The operational answer is that you build it yourself, document what you have built, and use it as a starting point for the conversation with the organisation. The institutional answer is that organisations operating in high-risk environments without digital security support are exposing every worker they deploy. Both can be true at the same time. The deployment does not wait for the institution to catch up.

How often should I rotate devices and accounts in long-term deployments?

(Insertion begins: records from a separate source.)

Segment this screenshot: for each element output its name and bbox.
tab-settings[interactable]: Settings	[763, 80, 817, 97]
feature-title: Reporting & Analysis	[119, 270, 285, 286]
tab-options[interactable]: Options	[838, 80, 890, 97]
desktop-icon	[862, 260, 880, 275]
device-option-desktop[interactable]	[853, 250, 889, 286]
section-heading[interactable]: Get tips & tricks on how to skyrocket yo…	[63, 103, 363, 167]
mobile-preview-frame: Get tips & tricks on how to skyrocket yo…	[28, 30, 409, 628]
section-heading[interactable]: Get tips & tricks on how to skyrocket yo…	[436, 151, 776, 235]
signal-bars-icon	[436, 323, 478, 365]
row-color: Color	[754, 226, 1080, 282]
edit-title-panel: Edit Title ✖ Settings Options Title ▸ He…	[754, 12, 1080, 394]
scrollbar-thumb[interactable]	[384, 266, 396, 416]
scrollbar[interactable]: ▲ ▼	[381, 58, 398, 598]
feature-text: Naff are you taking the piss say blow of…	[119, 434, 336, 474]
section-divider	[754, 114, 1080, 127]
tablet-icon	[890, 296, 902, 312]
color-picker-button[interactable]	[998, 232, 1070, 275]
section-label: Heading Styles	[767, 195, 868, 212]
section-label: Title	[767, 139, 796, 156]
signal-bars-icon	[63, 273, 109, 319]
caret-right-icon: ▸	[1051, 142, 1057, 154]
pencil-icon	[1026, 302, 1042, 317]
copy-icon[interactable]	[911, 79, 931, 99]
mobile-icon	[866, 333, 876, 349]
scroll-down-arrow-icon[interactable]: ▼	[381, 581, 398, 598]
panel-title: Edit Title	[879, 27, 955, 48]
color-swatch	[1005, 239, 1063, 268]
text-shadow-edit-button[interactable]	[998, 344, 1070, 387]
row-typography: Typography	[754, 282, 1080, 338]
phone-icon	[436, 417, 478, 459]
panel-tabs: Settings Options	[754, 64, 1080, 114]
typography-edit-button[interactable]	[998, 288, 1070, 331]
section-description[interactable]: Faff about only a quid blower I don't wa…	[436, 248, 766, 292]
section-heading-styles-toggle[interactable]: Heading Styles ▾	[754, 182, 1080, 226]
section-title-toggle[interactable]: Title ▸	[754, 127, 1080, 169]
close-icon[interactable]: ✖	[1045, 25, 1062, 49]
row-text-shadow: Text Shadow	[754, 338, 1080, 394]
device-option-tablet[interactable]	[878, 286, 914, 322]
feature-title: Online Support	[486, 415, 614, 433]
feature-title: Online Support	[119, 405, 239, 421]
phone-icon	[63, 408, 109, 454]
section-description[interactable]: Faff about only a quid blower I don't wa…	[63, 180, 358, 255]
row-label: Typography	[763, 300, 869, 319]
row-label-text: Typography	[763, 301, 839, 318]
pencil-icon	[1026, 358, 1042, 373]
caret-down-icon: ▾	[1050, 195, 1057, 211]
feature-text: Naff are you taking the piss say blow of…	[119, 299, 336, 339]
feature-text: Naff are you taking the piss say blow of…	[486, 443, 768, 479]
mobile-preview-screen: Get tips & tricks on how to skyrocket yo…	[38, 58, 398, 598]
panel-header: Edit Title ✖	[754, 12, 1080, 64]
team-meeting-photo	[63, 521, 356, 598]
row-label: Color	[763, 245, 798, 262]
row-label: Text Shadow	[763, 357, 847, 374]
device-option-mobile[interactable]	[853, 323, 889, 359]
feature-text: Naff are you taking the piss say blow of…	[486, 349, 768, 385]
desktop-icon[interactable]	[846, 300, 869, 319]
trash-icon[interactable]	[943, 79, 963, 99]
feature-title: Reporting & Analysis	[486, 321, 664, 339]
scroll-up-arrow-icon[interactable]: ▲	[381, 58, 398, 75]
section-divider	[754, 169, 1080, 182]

Devices that have been used in country for more than twelve months accumulate exposure that is hard to audit. The pragmatic cadence we recommend is a device refresh annually for high-risk deployments, with a full credential rotation on the same schedule. For lower-risk environments, every two years with quarterly account audits. The cadence is less important than that there is one.

---

The work of NGOs and aid staff is built on relationships of trust that take years to establish and minutes to break. The digital infrastructure that carries those relationships does not get the same investment as the field methodology that creates them. This guide describes what has worked, what has failed, and what we apply to our own deployments. Treat it as a starting point. Rotate it. Audit it against the specific geography. Adapt it.

There’s no perfect setup. Anyone selling you perfect is selling fear. The goal is simple: make yourself a harder target than the person next to you.